Danny Cevallos: The Hogan case boils down to this: Is a celebrity's sex life a legitimate matter of public concern?
On Tuesday, Nick Denton, the founder of Gawker Media, gave testimony in the trial over the now-infamous Hulk Hogan sex tape.
Denton testified he didn’t even consider whether Terry Bollea (Hulk’s real name) would be hurt by putting the video online; after all, it’s newsworthy. Denton added: “I think celebrities have a smaller zone of privacy than private individuals.”
Denton’s testimony pretty much sums up this case. In fact, this entire lawsuit can be distilled into one issue: Whether the First Amendment prohibits holding a publisher liable for its speech depends in turn on whether that speech is of public or private concern. If a sex tape of Hulk Hogan is a matter of public concern – if it is “newsworthy” – then Gawker wins.
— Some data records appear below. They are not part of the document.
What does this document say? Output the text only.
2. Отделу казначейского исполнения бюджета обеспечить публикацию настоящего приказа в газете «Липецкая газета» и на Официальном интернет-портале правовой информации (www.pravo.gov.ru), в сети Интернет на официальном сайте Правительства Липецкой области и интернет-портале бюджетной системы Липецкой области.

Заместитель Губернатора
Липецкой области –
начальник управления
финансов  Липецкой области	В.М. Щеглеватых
If it’s a private concern, then victory goes to Hogan, or his private alter ego: Terry Bollea.
Gawker’s constitutional argument is buttressed by decades of court decisions protecting the media’s speech. Indeed, speech on matters of public concern is at the “heart of the First Amendment’s protection.” To the Supreme Court, the First Amendment reflects “a profound national commitment to the principle that debate on public issues should be uninhibited, robust, and wide-open.” That is because “speech concerning public affairs is more than self-expression; it is the essence of self-government.”
So, if sex tapes are considered “speech on public issues,” then, ironically, speech of the most lowbrow kind — porn — will occupy a space on what’s called the highest rung of First Amendment values. By the way, that’s hardly a criticism of porn. It’s just fact: To the courts, porn has always been a close call between being classified as protected speech or unprotected obscenity. It’s just that when you take a step back and consider the history of First Amendment jurisprudence, it’s unbelievable that the line of Supreme Court cases defending, say, the Pentagon Papers, are now being used to defend a professional wrestler’s sex tape.
So what’s Bollea’s argument? It’s simple: Sure, a sex tape is probably “speech,” constitutionally speaking. But not all speech is of equal First Amendment importance. In matters of “purely private significance,” First Amendment protections are not as rigorous as they are on matters of public interest. The notion is pretty straightforward: Restricting speech about purely private matters is not as constitutionally dangerous because there is no threat to debate of public issues or to a meaningful dialogue of ideas.
In other words, if a court limits speech by regulating the publication of a sex tape, that’s not tantamount to suppressing debate on the Senate floor about, say, the citizenship rights of persons born in U.S. territories. Nor will it negatively affect the public discourse on taxation, or fracking, or really anything that matters to the public at all.
Even Gawker’s founder conceded this important distinction on the stand: “I don’t think it’s newsworthy to do a story on a private individual,” Denton said. However, he insisted that Hogan is not a private individual. If Terry Bollea ultimately is deemed a purely private individual, then by Denton’s own words, the tape was not entitled to First Amendment protection.
And that’s pretty much it. The case turns on whether a sex tape is a matter of public concern, or purely private significance. And that determination is less about dusty tomes of law, and more about sociology. Specifically: What is the contemporary definition of “newsworthy”? Has it evolved over the years?
Are we in the decline of the Roman Empire when it comes to what qualifies as news? Or have technology, iPhone cameras, and the Internet only recently made available that which we were all always interested in? If Twitter or TMZ had been around in the days of Kennedy, would we have wanted to see a Marilyn Monroe sex tape?
Of course, to paraphrase the late Sen. Lloyd Bentsen, I know that Terry Bollea is no John F. Kennedy. That doesn’t change the fact that such a tape probably would have been newsworthy, even in the 1960s. Modern society is not innately more sinful than our grandparents; it’s just that our grandparents didn’t have access to as much sin. If my Grandpa Vito had had access to YouPorn back in the days of the Jitterbug, he wouldn’t have left the house. Can I prove that? Sure I can: He has access to it now, and he doesn’t leave the house.
This jury has to answer a question: Is sex — even videotaped sex — between consenting adults (OK, even though there’s some swinging behavior involved, too) always a private act? Or, can one’s celebrity override even this private event, such that uncensored images of that celebrity’s private parts are matters of public concern?
Even scarier: Maybe celebrity sex has always been a matter of public interest; we just didn’t have the technology to see it until now. And it’s only going to get less private from here.